Clustering and log-linear regression of permeability-Forchheimer relationships in porous media

Non-Darcy flow in porous media becomes significant at relatively high velocities. We observed an approximate inverse scaling relationship between the Forchheimer coefficient and permeability (k), with β∝k−0.8. This study compiled experimental data on the β–k relationship from peer-reviewed studies on non-Darcy flow in porous media. A dataset was compiled from 18 peer- reviewed papers, yielding 280 measurements covering a wide range of porous media. To investigate the potential scaling relationship between permeability and the Forchheimer coefficient, a logarithmic transformation was applied to both variables.
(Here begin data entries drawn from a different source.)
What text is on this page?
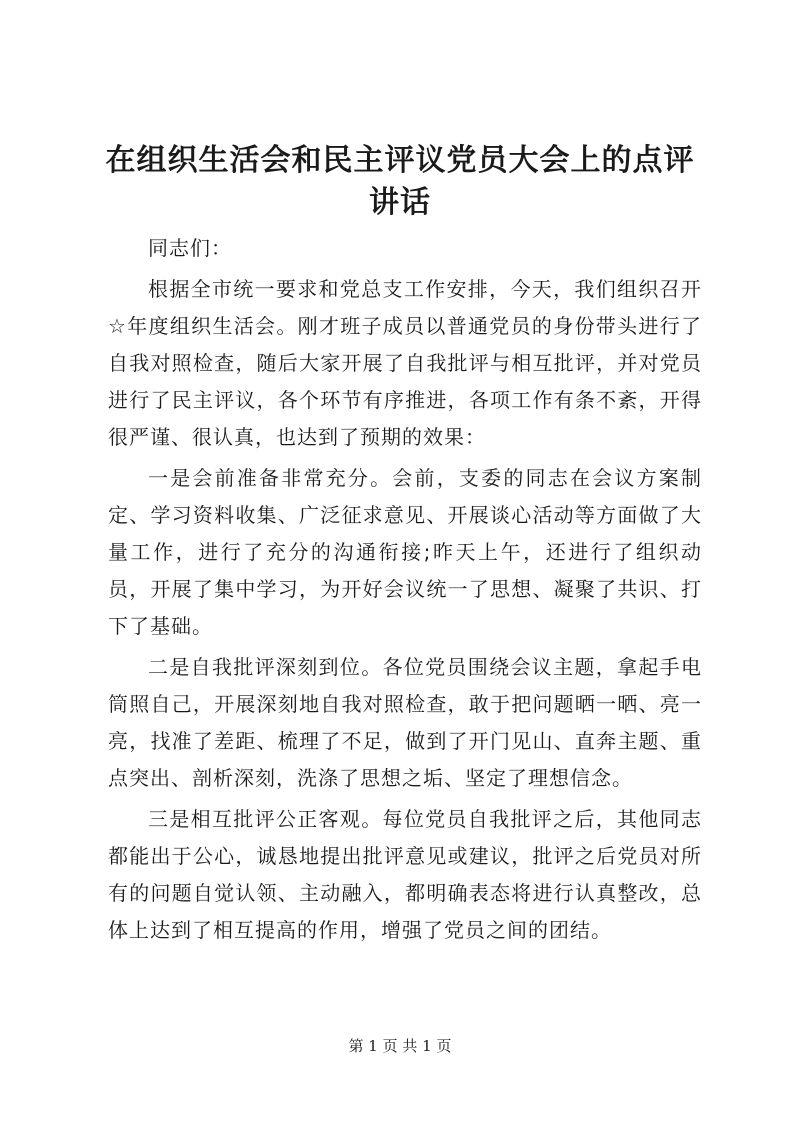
在组织生活会和民主评议党员大会上的点评讲话

同志们：

根据全市统一要求和党总支工作安排，今天，我们组织召开☆年度组织生活会。刚才班子成员以普通党员的身份带头进行了自我对照检查，随后大家开展了自我批评与相互批评，并对党员进行了民主评议，各个环节有序推进，各项工作有条不紊，开得很严谨、很认真，也达到了预期的效果：

一是会前准备非常充分。会前，支委的同志在会议方案制定、学习资料收集、广泛征求意见、开展谈心活动等方面做了大量工作，进行了充分的沟通衔接;昨天上午，还进行了组织动员，开展了集中学习，为开好会议统一了思想、凝聚了共识、打下了基础。

二是自我批评深刻到位。各位党员围绕会议主题，拿起手电筒照自己，开展深刻地自我对照检查，敢于把问题晒一晒、亮一亮，找准了差距、梳理了不足，做到了开门见山、直奔主题、重点突出、剖析深刻，洗涤了思想之垢、坚定了理想信念。

三是相互批评公正客观。每位党员自我批评之后，其他同志都能出于公心，诚恳地提出批评意见或建议，批评之后党员对所有的问题自觉认领、主动融入，都明确表态将进行认真整改，总体上达到了相互提高的作用，增强了党员之间的团结。

第 1 页 共 1 页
In addition, K-means clustering was applied to identify natural groups of porous media that represent different hydraulic regimes, which helps to reduce the scatter in the Forchheimer coefficient and permeability relationship. Although the K-means method is a purely mathematical grouping method, the resulting clusters correspond to different hydraulic behaviors. Furthermore, we evaluated a range of distance metrics (Euclidean, cityblock, cosine, and correlation) for cluster numbers ranging from D = 2 to D = 5 to determine the optimal subdivision of flow regimes. Internal validation metrics, including the within-cluster sum of squares (WCSS), silhouette coefficient, and Davies-Bouldin index, indicate that D=4 provides the most meaningful clustering solution. The goal of this study is to explore the β-k relationship and identify natural clusters of porous media that may reflect different hydraulic behaviors.